Bad black: the black outfit or piece you hide in, telling yourself you look thinner or taller but really only makes you look like a shadow. Possibly a bulky shadow.

Example: this summer I bought two linen maxi-dresses from a catalog. I bought one in light fuschia and one in black, but I took the black one to my tailor to cut it off just above the knees. Why? Because when I wore the dress in its original long form, I looked like a little old Sicilian gramma. All I needed was a headscarf and some tomato sauce to stir. Not my preferred look.

So I cut off the dress.

Second of all, each of these women has invested in good hair. Some of their styles are carefree and some are high maintenance, but each woman is paying attention to both cut and color.

You wear your hair everyday, no matter the weather, lack of time and your emotional stress. Therefore, unless you enjoy working your hair everyday (which I don't), a good cut that lasts between salon visits and holds its color is a necessity. It is an investment that pays off, if only because you know you look good everyday without fussing about it.



And yes, color is something to consider. At home if you can handle it, but at a salon if not. Why? Because we all go gray, silver, or white. You can go all the way that way and color your hair the right shade of gray, silver, or white for you, or you can choose a brunette, blonde, or red that brightens your face, suits your coloring and makes you smile.

Nervous? There are now temporary colors that fade without leaving dramatic roots. The color lasts anywhere from five to eight weeks. How do I know? I do it.

Get your stylist or colorist to give you tips about products, too. Hair masks, styling gels and waxes and tools like blowdryers that will, again, save you time and thought by delivering everyday.

Please note that none of these women has long, flowing locks more appropriate for rock stars or the CW's high school shows (think Vampire Diaries, Gossip Girl and Pretty Little Liars).

As a side note, notice the investment in good subtle jewelry, watches and scarves.
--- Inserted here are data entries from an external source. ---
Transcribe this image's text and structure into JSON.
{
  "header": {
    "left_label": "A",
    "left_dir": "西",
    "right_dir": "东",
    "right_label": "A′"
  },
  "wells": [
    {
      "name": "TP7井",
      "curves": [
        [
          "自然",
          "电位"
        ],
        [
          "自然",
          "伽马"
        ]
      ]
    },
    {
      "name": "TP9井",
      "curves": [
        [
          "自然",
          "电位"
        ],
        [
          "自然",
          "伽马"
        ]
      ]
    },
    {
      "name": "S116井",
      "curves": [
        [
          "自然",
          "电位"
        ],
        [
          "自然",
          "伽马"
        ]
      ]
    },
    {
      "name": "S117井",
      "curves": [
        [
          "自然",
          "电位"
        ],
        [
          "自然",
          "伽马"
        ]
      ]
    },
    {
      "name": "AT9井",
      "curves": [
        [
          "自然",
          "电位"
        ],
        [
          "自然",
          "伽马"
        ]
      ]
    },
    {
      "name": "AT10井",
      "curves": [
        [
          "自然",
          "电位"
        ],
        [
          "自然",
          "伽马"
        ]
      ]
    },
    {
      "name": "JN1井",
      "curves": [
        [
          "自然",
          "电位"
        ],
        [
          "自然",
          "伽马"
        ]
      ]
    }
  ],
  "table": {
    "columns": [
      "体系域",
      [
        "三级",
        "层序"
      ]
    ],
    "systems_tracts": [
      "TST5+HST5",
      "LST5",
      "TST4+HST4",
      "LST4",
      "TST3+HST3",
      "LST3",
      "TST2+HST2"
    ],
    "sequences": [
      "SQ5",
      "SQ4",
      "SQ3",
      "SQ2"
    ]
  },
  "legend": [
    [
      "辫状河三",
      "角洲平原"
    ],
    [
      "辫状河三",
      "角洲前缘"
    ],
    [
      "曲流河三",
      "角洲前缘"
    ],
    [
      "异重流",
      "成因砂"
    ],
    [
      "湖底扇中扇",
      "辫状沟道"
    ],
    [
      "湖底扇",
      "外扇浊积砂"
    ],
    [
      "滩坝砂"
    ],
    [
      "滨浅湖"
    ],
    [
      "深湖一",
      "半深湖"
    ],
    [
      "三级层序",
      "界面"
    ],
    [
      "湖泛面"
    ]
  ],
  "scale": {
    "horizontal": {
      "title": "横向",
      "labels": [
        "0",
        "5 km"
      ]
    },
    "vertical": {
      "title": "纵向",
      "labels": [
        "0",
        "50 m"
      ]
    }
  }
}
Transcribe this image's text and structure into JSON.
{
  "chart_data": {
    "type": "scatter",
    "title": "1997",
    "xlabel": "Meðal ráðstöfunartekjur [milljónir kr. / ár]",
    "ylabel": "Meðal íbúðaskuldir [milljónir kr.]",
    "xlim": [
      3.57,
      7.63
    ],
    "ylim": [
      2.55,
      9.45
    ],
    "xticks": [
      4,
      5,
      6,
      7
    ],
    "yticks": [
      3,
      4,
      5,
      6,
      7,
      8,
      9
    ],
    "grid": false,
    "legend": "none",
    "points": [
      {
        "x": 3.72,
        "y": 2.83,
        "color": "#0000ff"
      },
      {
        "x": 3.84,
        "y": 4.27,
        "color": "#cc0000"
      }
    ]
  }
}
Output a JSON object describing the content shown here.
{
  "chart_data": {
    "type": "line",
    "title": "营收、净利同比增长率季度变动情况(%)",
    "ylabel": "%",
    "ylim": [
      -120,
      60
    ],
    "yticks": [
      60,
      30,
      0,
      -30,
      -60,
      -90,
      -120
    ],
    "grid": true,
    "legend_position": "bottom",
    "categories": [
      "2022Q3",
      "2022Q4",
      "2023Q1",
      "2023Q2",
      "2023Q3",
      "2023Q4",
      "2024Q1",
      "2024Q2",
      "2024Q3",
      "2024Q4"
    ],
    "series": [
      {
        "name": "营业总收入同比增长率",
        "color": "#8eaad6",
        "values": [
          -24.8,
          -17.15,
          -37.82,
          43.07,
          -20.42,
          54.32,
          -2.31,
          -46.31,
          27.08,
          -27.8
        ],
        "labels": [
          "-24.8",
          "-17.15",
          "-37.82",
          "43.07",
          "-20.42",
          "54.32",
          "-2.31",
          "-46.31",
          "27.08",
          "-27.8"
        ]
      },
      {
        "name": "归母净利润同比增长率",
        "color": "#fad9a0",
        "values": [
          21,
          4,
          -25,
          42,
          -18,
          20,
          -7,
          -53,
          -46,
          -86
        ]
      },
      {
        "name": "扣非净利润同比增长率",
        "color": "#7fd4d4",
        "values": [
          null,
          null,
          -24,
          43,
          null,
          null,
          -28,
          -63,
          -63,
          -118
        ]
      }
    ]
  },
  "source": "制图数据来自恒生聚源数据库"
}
Saturday, September 22, 2012

Color for Middle-Aged Women

And here are some great photos of "real" middle-aged women looking professional... not "junior." Using color, including neutrals, pastels and brights.










 

 






 
 
Here's neutrals and bright colors, here's covered arms and knees, here's attractive necklines without gaping cleavage, here's polished-looking hair and makeup without an overload of color but (BUT!) no clown makeup or bare-faced blandness.
 
Yes, lots of jackets, lots of v-necks, lots of feminine accessories like scarves and necklaces. Lots of colored and well-cut hair. Whoo-ee. And these are busy women, y'all!